I posted in  the classifieds section looking for a piece of material to use and this is the first part of the experience

Photos will appear in order of completion and I welcome input 
The problem ..... 
So I started with a plan .... 
I then Asked about my plans viability and decided to move ahead with my plan. 
I re smelted my aluminum ingots and cast some new aluminum 1"x16"x6" and my first and last were "successful" but the last was the only good one.
I arranged a time to use a machine shop to form my new aluminum to my purpose and over night realized I would have to bolt the tail stock thru the plate directly to the bed's key ways rather than 1/2" holes  I had planned on due to the bhd (bolt hole diameter) being to large, I thought about using a key way formed into the aluminum first but my room mate brought up that I may create depressions after high torque on the bolts. So I have re imagined and changed the plan. 

That is where part one ends


----------



## Jwest7788 (Apr 27, 2016)

Looking good!

Quite the ingot inventory you've built up!

Looking forward to part 2. 

JW


----------



## Janger (Apr 28, 2016)

Jwest7788 said:


> Looking good!
> 
> Quite the ingot inventory you've built up!
> 
> ...


Me too. And I want to know more about your torch and furnace.


----------



## Bofobo (Apr 30, 2016)

Janger said:


> Me too. And I want to know more about your torch and furnace.

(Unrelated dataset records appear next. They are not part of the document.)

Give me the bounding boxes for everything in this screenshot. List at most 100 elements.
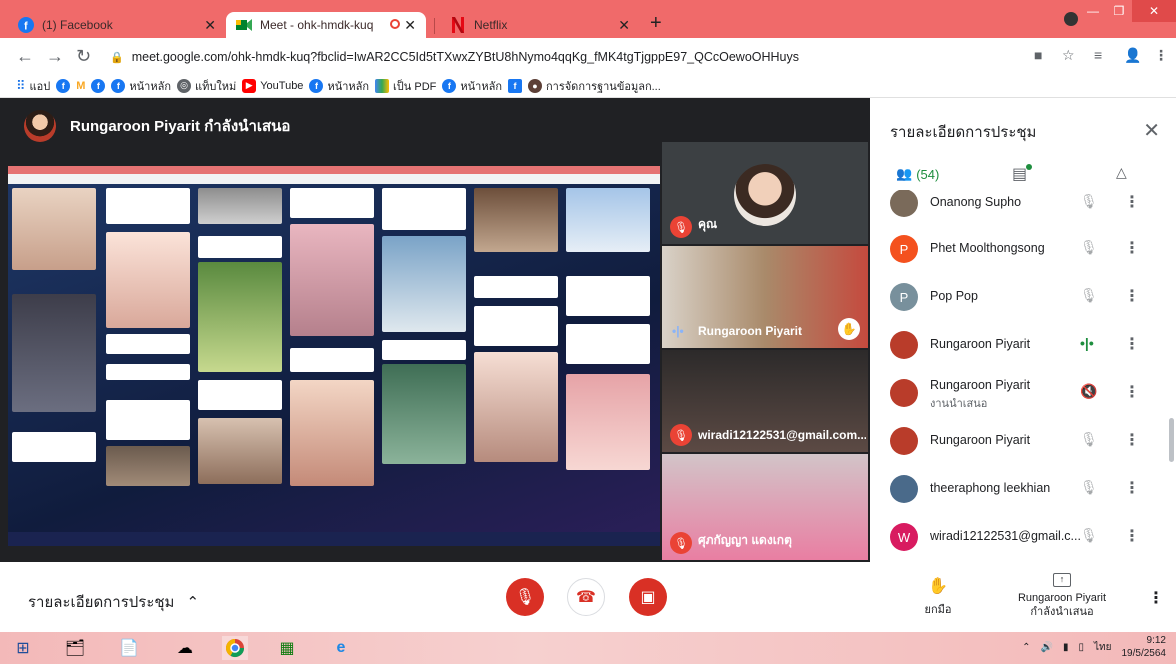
more-options-icon[interactable]: ⋮ bbox=[1124, 192, 1140, 212]
camera-icon[interactable]: ■ bbox=[1034, 47, 1042, 63]
raise-hand-button[interactable]: ✋ ยกมือ bbox=[918, 576, 958, 618]
facebook-icon: f bbox=[309, 78, 324, 93]
participant-row[interactable]: Rungaroon Piyarit •|• ⋮ bbox=[870, 322, 1176, 370]
participant-row[interactable]: Onanong Supho 🎙 ⋮ bbox=[870, 190, 1176, 228]
clock[interactable]: 9:12 19/5/2564 bbox=[1122, 634, 1167, 660]
more-options-icon[interactable]: ⋮ bbox=[1124, 238, 1140, 258]
svg-text:f: f bbox=[24, 21, 28, 33]
bookmark-facebook[interactable]: f bbox=[56, 78, 71, 93]
more-options-icon[interactable]: ⋮ bbox=[1148, 588, 1164, 608]
video-tile-rungaroon[interactable]: •|• Rungaroon Piyarit ✋ bbox=[662, 246, 868, 348]
more-options-icon[interactable]: ⋮ bbox=[1124, 382, 1140, 402]
clock-time: 9:12 bbox=[1146, 635, 1166, 646]
bookmark-home-1[interactable]: f หน้าหลัก bbox=[111, 77, 171, 95]
new-tab-icon[interactable]: + bbox=[650, 12, 662, 35]
more-options-icon[interactable]: ⋮ bbox=[1124, 286, 1140, 306]
bookmark-apps[interactable]: ⠿ แอป bbox=[16, 77, 50, 95]
url-field[interactable]: 🔒 meet.google.com/ohk-hmdk-kuq?fbclid=Iw… bbox=[110, 46, 1030, 68]
hang-up-button[interactable]: ☎ bbox=[567, 578, 605, 616]
close-icon[interactable]: ✕ bbox=[1143, 118, 1160, 143]
star-icon[interactable]: ☆ bbox=[1062, 47, 1075, 64]
tab-close-icon[interactable]: ✕ bbox=[204, 17, 216, 34]
post-card bbox=[106, 188, 190, 224]
tab-meet[interactable]: Meet - ohk-hmdk-kuq ✕ bbox=[226, 12, 426, 38]
activities-icon[interactable]: △ bbox=[1116, 164, 1127, 181]
forward-icon[interactable]: → bbox=[46, 46, 64, 67]
youtube-icon: ▶ bbox=[242, 78, 257, 93]
network-icon[interactable]: ☁ bbox=[172, 636, 198, 660]
maximize-icon[interactable]: ❐ bbox=[1106, 0, 1132, 22]
language-indicator[interactable]: ไทย bbox=[1094, 640, 1111, 655]
camera-toggle-button[interactable]: ▣ bbox=[629, 578, 667, 616]
windows-start-icon[interactable]: ⊞ bbox=[10, 636, 36, 660]
video-tile-wiradi[interactable]: 🎙 wiradi12122531@gmail.com... bbox=[662, 350, 868, 452]
presentation-button[interactable]: ↑ Rungaroon Piyarit กำลังนำเสนอ bbox=[1010, 572, 1114, 619]
bookmark-pdf[interactable]: เป็น PDF bbox=[375, 77, 436, 95]
bookmark-home-3[interactable]: f หน้าหลัก bbox=[442, 77, 502, 95]
profile-icon[interactable] bbox=[1064, 12, 1078, 26]
meeting-details-button[interactable]: รายละเอียดการประชุม ⌃ bbox=[28, 590, 199, 614]
bookmark-newtab[interactable]: ◎ แท็บใหม่ bbox=[177, 77, 236, 95]
reload-icon[interactable]: ↻ bbox=[76, 46, 91, 67]
participant-row[interactable]: Rungaroon Piyarit 🎙 ⋮ bbox=[870, 418, 1176, 466]
presenter-header: Rungaroon Piyarit กำลังนำเสนอ bbox=[24, 110, 290, 142]
media-icon[interactable]: ≡ bbox=[1094, 47, 1102, 63]
tab-facebook[interactable]: f (1) Facebook ✕ bbox=[8, 12, 226, 38]
participant-row[interactable]: theeraphong leekhian 🎙 ⋮ bbox=[870, 466, 1176, 514]
volume-icon[interactable]: 🔊 bbox=[1041, 642, 1053, 653]
more-options-icon[interactable]: ⋮ bbox=[1124, 430, 1140, 450]
signal-icon[interactable]: ▮ bbox=[1063, 642, 1069, 653]
tab-title: (1) Facebook bbox=[42, 18, 113, 32]
tray-chevron-icon[interactable]: ⌃ bbox=[1022, 642, 1030, 653]
presenter-status: กำลังนำเสนอ bbox=[1030, 606, 1094, 618]
avatar bbox=[734, 164, 796, 226]
tab-people[interactable]: 👥 (54) bbox=[896, 166, 939, 182]
post-photo bbox=[198, 418, 282, 484]
minimize-icon[interactable]: — bbox=[1080, 0, 1106, 22]
extension-avatar-icon[interactable]: 👤 bbox=[1124, 47, 1141, 64]
chat-icon[interactable]: ▤ bbox=[1012, 164, 1027, 184]
post-card bbox=[382, 340, 466, 360]
more-options-icon[interactable]: ⋮ bbox=[1124, 334, 1140, 354]
bookmark-home-2[interactable]: f หน้าหลัก bbox=[309, 77, 369, 95]
tab-netflix[interactable]: Netflix ✕ bbox=[440, 12, 640, 38]
mic-toggle-button[interactable]: 🎙 bbox=[506, 578, 544, 616]
camera-off-icon: ▣ bbox=[640, 589, 656, 606]
participant-row[interactable]: P Pop Pop 🎙 ⋮ bbox=[870, 274, 1176, 322]
file-explorer-icon[interactable]: 🗂 bbox=[62, 636, 88, 660]
bookmark-facebook-3[interactable]: f bbox=[507, 78, 522, 93]
participant-name: Rungaroon Piyarit bbox=[930, 378, 1031, 392]
back-icon[interactable]: ← bbox=[16, 46, 34, 67]
post-card bbox=[106, 400, 190, 440]
bookmark-database[interactable]: ● การจัดการฐานข้อมูลก... bbox=[527, 77, 661, 95]
mcdonalds-icon: M bbox=[76, 79, 86, 92]
meeting-details-label: รายละเอียดการประชุม bbox=[28, 594, 175, 611]
video-tile-self[interactable]: 🎙 คุณ bbox=[662, 142, 868, 244]
store-icon[interactable]: ▦ bbox=[274, 636, 300, 660]
battery-icon[interactable]: ▯ bbox=[1079, 642, 1085, 653]
chrome-icon[interactable] bbox=[222, 636, 248, 660]
facebook-icon: f bbox=[507, 78, 522, 93]
close-window-icon[interactable]: ✕ bbox=[1132, 0, 1176, 22]
participant-row[interactable]: Wwiradi12122531@gmail.c... 🎙 ⋮ bbox=[870, 514, 1176, 562]
shared-browser-address bbox=[8, 174, 660, 184]
bookmark-facebook-2[interactable]: f bbox=[91, 78, 106, 93]
tab-close-icon[interactable]: ✕ bbox=[404, 17, 416, 34]
menu-icon[interactable]: ⋮ bbox=[1154, 47, 1168, 64]
more-options-icon[interactable]: ⋮ bbox=[1124, 478, 1140, 498]
bookmark-youtube[interactable]: ▶ YouTube bbox=[242, 78, 303, 93]
bookmark-mcdonalds[interactable]: M bbox=[76, 80, 85, 92]
post-card bbox=[290, 348, 374, 372]
tab-close-icon[interactable]: ✕ bbox=[618, 17, 630, 34]
internet-explorer-icon[interactable]: e bbox=[328, 636, 354, 660]
url-text: meet.google.com/ohk-hmdk-kuq?fbclid=IwAR… bbox=[131, 50, 800, 64]
participant-name: Phet Moolthongsong bbox=[930, 241, 1045, 255]
participant-row[interactable]: P Phet Moolthongsong 🎙 ⋮ bbox=[870, 226, 1176, 274]
document-icon[interactable]: 📄 bbox=[116, 636, 142, 660]
post-card bbox=[198, 236, 282, 258]
more-options-icon[interactable]: ⋮ bbox=[1124, 526, 1140, 546]
participant-row[interactable]: Rungaroon Piyarit งานนำเสนอ 🔇 ⋮ bbox=[870, 370, 1176, 418]
avatar bbox=[890, 379, 918, 407]
video-tile-supakanya[interactable]: 🎙 ศุภกัญญา แดงเกตุ bbox=[662, 454, 868, 560]
scrollbar[interactable] bbox=[1169, 418, 1174, 462]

For my torch and foundry I use youtube's, "grant Thompson the king of random's" "gas blaster torch" and his foundry mix up sized to a propane tank.  I may have fouled it up but mine is not holding well and I will be re building using another mixture soon. That's another post in of itself but the torch cost (complete with top quality regulator will run about $150 here in Calgary. I utilized "green line" and "oxypro" both on 61ave s.e. Between Barlow and 52st.


----------



## Bofobo (Apr 30, 2016)

Janger said:


> Me too. And I want to know more about your torch and furnace.


It was! Lol just 2 bars and a few pieces left. I need some more scrap.


----------